Nascerà anche a Piacenza un emporio sociale?
Un progetto del Comune in rete con Caritas diocesana, CRI e altre realtà sul modello di Modena.
A Borgotaro l’esperienza è partita due anni fa nei locali messi a disposizione dalla parrocchia
Nascerà anche in città un emporio sociale sul modello del modenese “Portobello”?
È una delle idee che il Comune di Piacenza ha in cantiere in rete con la Caritas diocesana, la Croce Rossa Italiana e altre realtà del territorio per venire incontro ai bisogni delle nuove povertà temporanee legate alla disoccupazione.
Il progetto andrebbe ad arricchire il fronte delle risposte all’emergenza alimentare registrata dal Rapporto 2015 della Caritas diocesana.
Le previsioni per l’anno in corso della Caritas indicano un fabbisogno di derrate per un valore di 260mila euro.
Il 59% di quanto viene donato, acquistato o ricevuto tramite l’Agea (gli aiuti alimentari europei) serve a coprire la richiesta di borse viveri, 5.699 nel 2014 per il centro d’ascolto di via Giordani, a fronte delle 2.950 del 2011.

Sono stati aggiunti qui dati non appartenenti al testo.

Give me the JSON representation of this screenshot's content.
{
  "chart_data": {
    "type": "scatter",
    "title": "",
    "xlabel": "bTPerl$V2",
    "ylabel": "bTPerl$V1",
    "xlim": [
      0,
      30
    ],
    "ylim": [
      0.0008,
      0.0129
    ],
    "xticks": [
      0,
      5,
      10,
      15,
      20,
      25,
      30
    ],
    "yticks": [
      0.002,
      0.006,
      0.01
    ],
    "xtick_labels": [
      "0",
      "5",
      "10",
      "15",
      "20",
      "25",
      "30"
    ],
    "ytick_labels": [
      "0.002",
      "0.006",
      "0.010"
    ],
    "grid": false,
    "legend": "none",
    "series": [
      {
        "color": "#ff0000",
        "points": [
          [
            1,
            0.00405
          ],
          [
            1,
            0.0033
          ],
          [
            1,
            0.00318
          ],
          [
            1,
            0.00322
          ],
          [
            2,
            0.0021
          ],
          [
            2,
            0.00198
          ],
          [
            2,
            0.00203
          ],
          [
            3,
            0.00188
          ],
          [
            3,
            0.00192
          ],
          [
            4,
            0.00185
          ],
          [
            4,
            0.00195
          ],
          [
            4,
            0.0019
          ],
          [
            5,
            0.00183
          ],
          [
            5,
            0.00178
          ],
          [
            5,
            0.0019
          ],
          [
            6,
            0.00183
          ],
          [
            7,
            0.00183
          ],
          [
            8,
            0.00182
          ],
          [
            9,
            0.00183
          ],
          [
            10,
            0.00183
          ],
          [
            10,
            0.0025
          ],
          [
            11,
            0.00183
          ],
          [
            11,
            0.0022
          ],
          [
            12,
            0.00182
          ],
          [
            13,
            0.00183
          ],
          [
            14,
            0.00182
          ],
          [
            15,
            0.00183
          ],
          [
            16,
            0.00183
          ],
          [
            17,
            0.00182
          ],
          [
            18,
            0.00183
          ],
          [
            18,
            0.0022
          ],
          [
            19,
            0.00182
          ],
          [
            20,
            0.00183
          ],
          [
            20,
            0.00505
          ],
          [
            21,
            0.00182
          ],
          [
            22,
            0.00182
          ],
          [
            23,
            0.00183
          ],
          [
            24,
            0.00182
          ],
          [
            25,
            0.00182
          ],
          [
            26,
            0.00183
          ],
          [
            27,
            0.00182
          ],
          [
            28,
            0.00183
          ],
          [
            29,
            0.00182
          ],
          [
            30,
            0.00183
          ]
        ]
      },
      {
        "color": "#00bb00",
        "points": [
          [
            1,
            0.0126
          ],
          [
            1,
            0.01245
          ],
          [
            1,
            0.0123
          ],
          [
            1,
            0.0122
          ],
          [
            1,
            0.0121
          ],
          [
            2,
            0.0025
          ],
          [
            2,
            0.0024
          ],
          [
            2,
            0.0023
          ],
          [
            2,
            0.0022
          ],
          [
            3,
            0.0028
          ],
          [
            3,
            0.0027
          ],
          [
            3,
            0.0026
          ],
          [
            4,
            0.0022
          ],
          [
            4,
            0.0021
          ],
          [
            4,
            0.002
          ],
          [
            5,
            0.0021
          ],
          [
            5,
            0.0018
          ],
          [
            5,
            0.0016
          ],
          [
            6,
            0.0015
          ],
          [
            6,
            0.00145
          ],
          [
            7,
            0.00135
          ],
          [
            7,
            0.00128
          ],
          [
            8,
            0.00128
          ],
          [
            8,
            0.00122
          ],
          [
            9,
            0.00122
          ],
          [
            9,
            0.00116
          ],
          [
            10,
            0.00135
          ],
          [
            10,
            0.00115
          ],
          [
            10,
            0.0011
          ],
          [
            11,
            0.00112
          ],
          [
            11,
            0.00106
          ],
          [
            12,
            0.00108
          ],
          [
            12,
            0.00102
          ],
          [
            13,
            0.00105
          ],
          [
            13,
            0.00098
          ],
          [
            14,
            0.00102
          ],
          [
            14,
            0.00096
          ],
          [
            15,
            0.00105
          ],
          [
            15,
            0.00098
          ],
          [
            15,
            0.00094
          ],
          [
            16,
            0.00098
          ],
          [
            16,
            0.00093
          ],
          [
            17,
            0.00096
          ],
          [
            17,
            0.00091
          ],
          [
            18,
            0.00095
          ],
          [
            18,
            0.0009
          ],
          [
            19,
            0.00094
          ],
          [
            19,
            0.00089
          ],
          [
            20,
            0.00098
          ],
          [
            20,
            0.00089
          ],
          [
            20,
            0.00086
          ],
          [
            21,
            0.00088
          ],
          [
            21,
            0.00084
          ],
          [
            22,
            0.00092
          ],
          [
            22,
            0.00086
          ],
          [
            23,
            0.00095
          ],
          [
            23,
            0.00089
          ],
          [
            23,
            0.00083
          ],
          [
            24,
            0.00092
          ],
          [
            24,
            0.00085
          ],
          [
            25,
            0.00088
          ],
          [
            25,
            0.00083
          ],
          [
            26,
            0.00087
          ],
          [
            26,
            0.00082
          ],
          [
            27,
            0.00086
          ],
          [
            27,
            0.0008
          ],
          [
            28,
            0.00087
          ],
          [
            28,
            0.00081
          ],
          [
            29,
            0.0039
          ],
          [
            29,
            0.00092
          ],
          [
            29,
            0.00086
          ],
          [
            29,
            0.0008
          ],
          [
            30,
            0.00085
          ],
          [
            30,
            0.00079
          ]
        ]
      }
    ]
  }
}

Sarebbero ben 50mila all’anno le borse viveri che in diocesi vengono assicurate dalle varie realtà ecclesiali. A questa cifra vanno aggiunte le circa 5mila erogate in città da altri soggetti della società civile, come Croce Rossa o Auser.
Segno che la crisi - con la perdita progressiva di posti di lavoro e la diminuzione del potere d’acquisto delle famiglie - ha fatto scivolare verso la soglia di povertà, e oltre, nuclei che una volta riuscivano a cavarsela da soli.
Una tessera punti per fare la spesa
È pensando a questa fascia che un po’ in tutta Italia stanno nascendo i “social market”, dove si fa spesa come in qualsiasi supermercato, ma una volta in cassa non si mette mano al portafogli: il pagamento avviene scalando punti da una tessera su cui viene caricato un budget mensile, assegnato in base al reddito e alla composizione del nucleo familiare.
Nati nel 2008, oggi se ne contano una sessantina. L’Emilia Romagna è prima in classifica, con ben 14 empori, seguita da Umbria e Toscana con 6 e Lombardia con 5.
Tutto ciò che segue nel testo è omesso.